|Design by Duncan Spilling|
Orbit, 30 September 2021
Available as: PB, 543pp, audio, e
Source: Advance e-copy
I'm grateful to the publisher for an advance e-copy of The Free Bastards to consider for review.
The Free Bastards brings to a pause the sequence that began with The Grey Bastards and continued in The True Bastards. I say a pause, not a conclusion, because French states, in his Acknowledgements, that he would like to ride the Lots again some day. And clearly, there is much remaining to be worked out in story terms which would allow that.
Nevertheless, we have some closure here, seeing how the war turned out that began when the Bastards rose up against the tyranny of Hispartha; understanding Crafty and his motivations (perhaps...?) and witnessing several well loved characters get some ease from their tribulations (and others die cruelly and unfairly: these are the Lots, after all).
I think I like this approach to a fantasy sequence. All too often an author, bent on tying up EVERYTHING, produces for their third volume an indigestible pottage of plot. We've also seen this with certain film franchises (mentioning no names but I know who I'm looking at). In contrast, the Free Bastards sets itself more modest goals, and meets them with aplomb.
The story is seen through the eye of Oats, closest friend of Jackal and Fetching, who the first and second books respectively followed. It some respects it's a more worm's eye view of the world than in them - both Jackal and Fetching have gained, or discovered they had, unnatural degrees of power or talent (though, as we see in this book, nothing that makes them invincible or always right). Oats, in contrast, is still rather ordinary - for values of ordinary that encompass a Thrice, a three-quarters Orc - and my, how he suffers here as a result. The Lot Lands trilogy has not previously, and The Free Bastards does not now, spare us the messy aftermath of conflict and both physical and mental wounds abound here. The downside of the raw, bloody conflict that's described in minute detail is the scars and suffering that follow.
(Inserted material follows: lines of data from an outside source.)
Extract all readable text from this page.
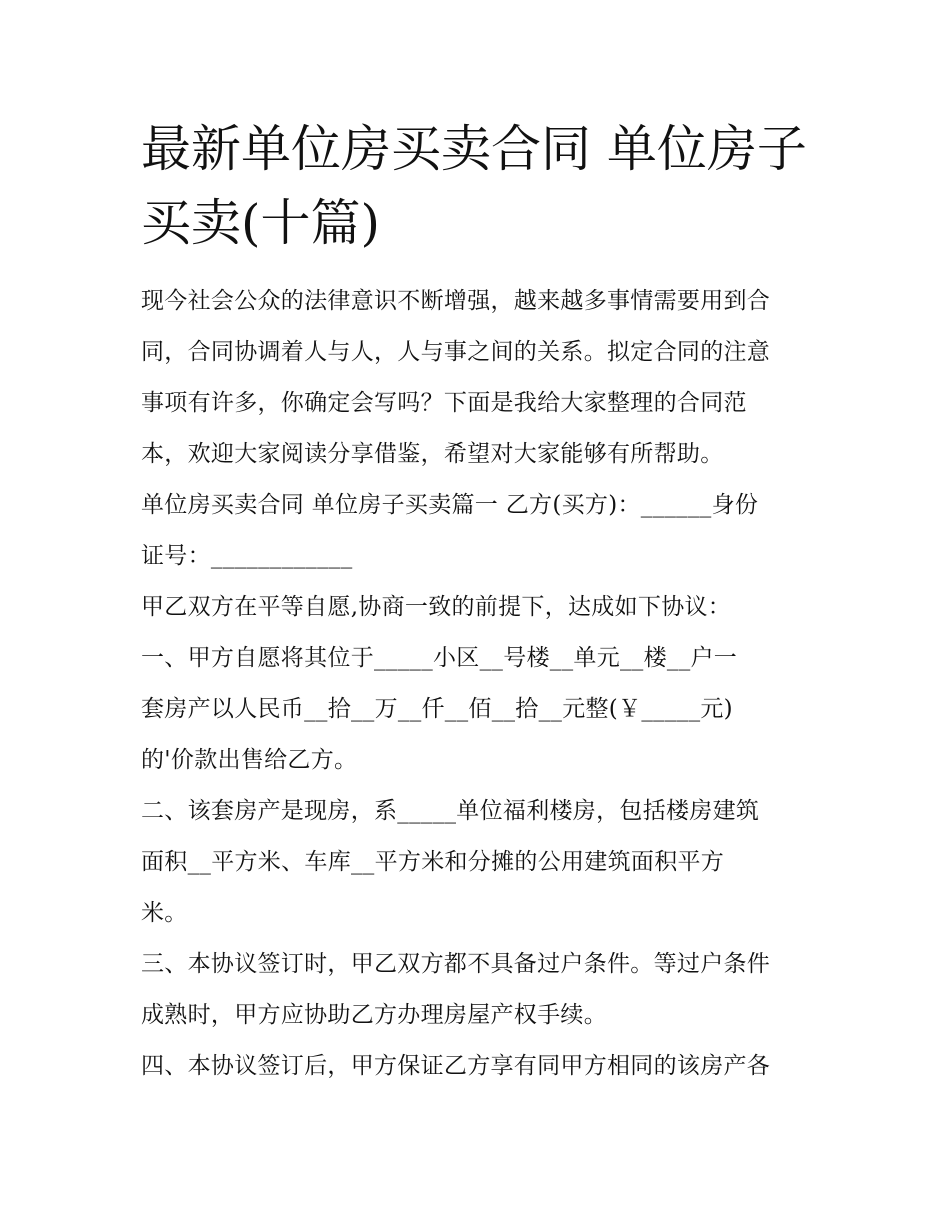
最新单位房买卖合同 单位房子
买卖(十篇)
现今社会公众的法律意识不断增强，越来越多事情需要用到合
同，合同协调着人与人，人与事之间的关系。拟定合同的注意
事项有许多，你确定会写吗？下面是我给大家整理的合同范
本，欢迎大家阅读分享借鉴，希望对大家能够有所帮助。
单位房买卖合同 单位房子买卖篇一 乙方(买方)：______身份
证号：____________
甲乙双方在平等自愿,协商一致的前提下，达成如下协议：
一、甲方自愿将其位于_____小区__号楼__单元__楼__户一
套房产以人民币__拾__万__仟__佰__拾__元整(￥_____元)
的'价款出售给乙方。
二、该套房产是现房，系_____单位福利楼房，包括楼房建筑
面积__平方米、车库__平方米和分摊的公用建筑面积平方
米。
三、本协议签订时，甲乙双方都不具备过户条件。等过户条件
成熟时，甲方应协助乙方办理房屋产权手续。
四、本协议签订后，甲方保证乙方享有同甲方相同的该房产各
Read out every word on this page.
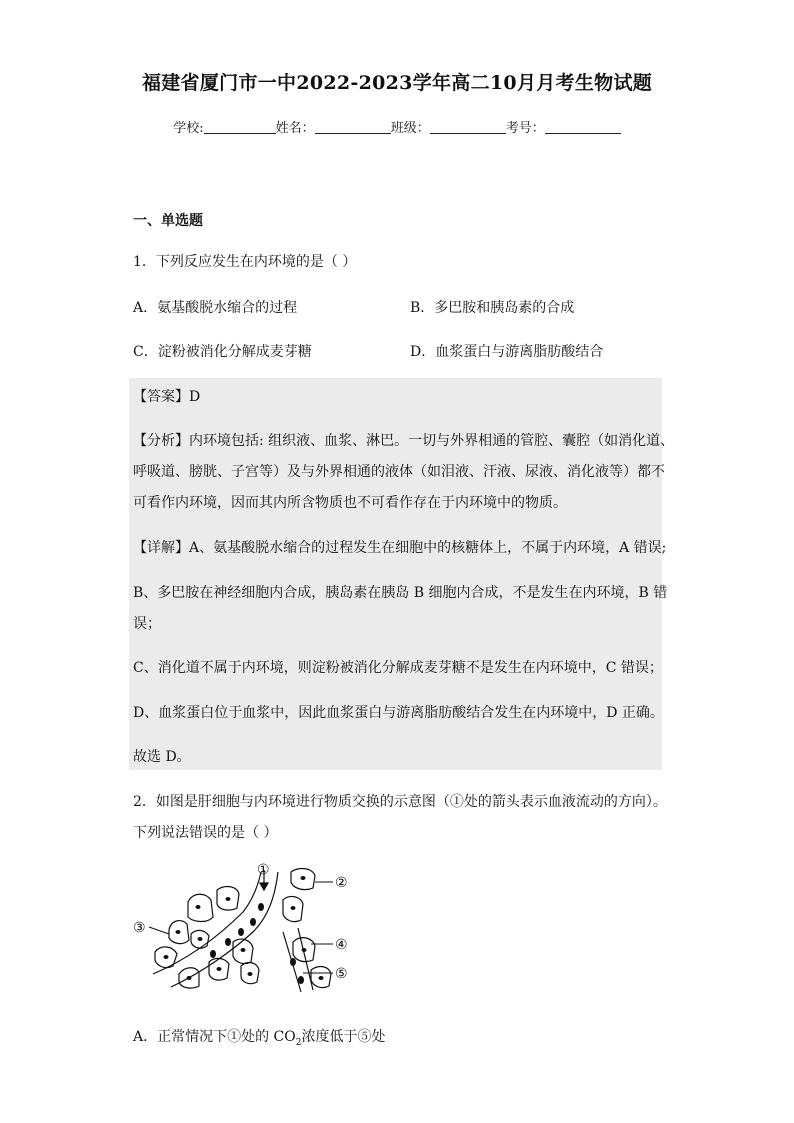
福建省厦门市一中2022-2023学年高二10月月考生物试题
学校:	姓名：	班级：	考号：
一、单选题
1．下列反应发生在内环境的是（ ）
A．氨基酸脱水缩合的过程	B．多巴胺和胰岛素的合成
C．淀粉被消化分解成麦芽糖	D．血浆蛋白与游离脂肪酸结合
【答案】D
【分析】内环境包括: 组织液、血浆、淋巴。一切与外界相通的管腔、囊腔（如消化道、
呼吸道、膀胱、子宫等）及与外界相通的液体（如泪液、汗液、尿液、消化液等）都不
可看作内环境，因而其内所含物质也不可看作存在于内环境中的物质。
【详解】A、氨基酸脱水缩合的过程发生在细胞中的核糖体上，不属于内环境，A 错误;
B、多巴胺在神经细胞内合成，胰岛素在胰岛 B 细胞内合成，不是发生在内环境，B 错
误；
C、消化道不属于内环境，则淀粉被消化分解成麦芽糖不是发生在内环境中，C 错误；
D、血浆蛋白位于血浆中，因此血浆蛋白与游离脂肪酸结合发生在内环境中，D 正确。
故选 D。
2．如图是肝细胞与内环境进行物质交换的示意图（①处的箭头表示血液流动的方向）。
下列说法错误的是（ ）
①
②
③
④
⑤
A．正常情况下①处的 $CO_2$浓度低于⑤处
Oats becomes, bluntly, battle-sick and part of his struggle in this book is to keep on keeping on through it all, especially when the odds seem well-nigh impossible. That's a struggle that in the end is down to him, one which can't be helped by magic, artefacts or relics of old or even the loyalty of his mighty steed, Ugfuck.
And the way that struggle plays out - its relationship to ideas of loyalty, friendship and rivalry as well as to wider plot threads involving the Lots, the elves, Orcs and Halflings - is at the heart of this book. It couldn't, in the end, be anyone else's story other than Oats', and the way it ends is magnificent. I think that French's decision to tell each of these books wholly from the perspective of a different character - rather than having one main viewpoint, or chopping up the three stories among different protagonists - really pays off here, allowing undiluted focus on the three individuals. It was perhaps a high risk device, but really succeeds by allowing each of the three the necessary emotional depth and space to tell their own stories.
It also, of course, leaves a lot unspoken, unsaid, as we know that each of the three was having adventures in the background, as it were, of each others' books, adventures we only know the bare bones of. I feel knowing that will add even more depth and resonance if - when - French returns to Ul Wundulas.
I'll be waiting for that day, ready to saddle up again and 'Live in the saddle; Die on the hog'.
I read the paperback of The Free Bastards but I also enjoyed much of the book as audio, again I'd strongly recommend Will Damon's narration and mastery of a range of voices which together with the great narrative drive of this story and its intimate and personal moments, makes it a superb experience to listen to.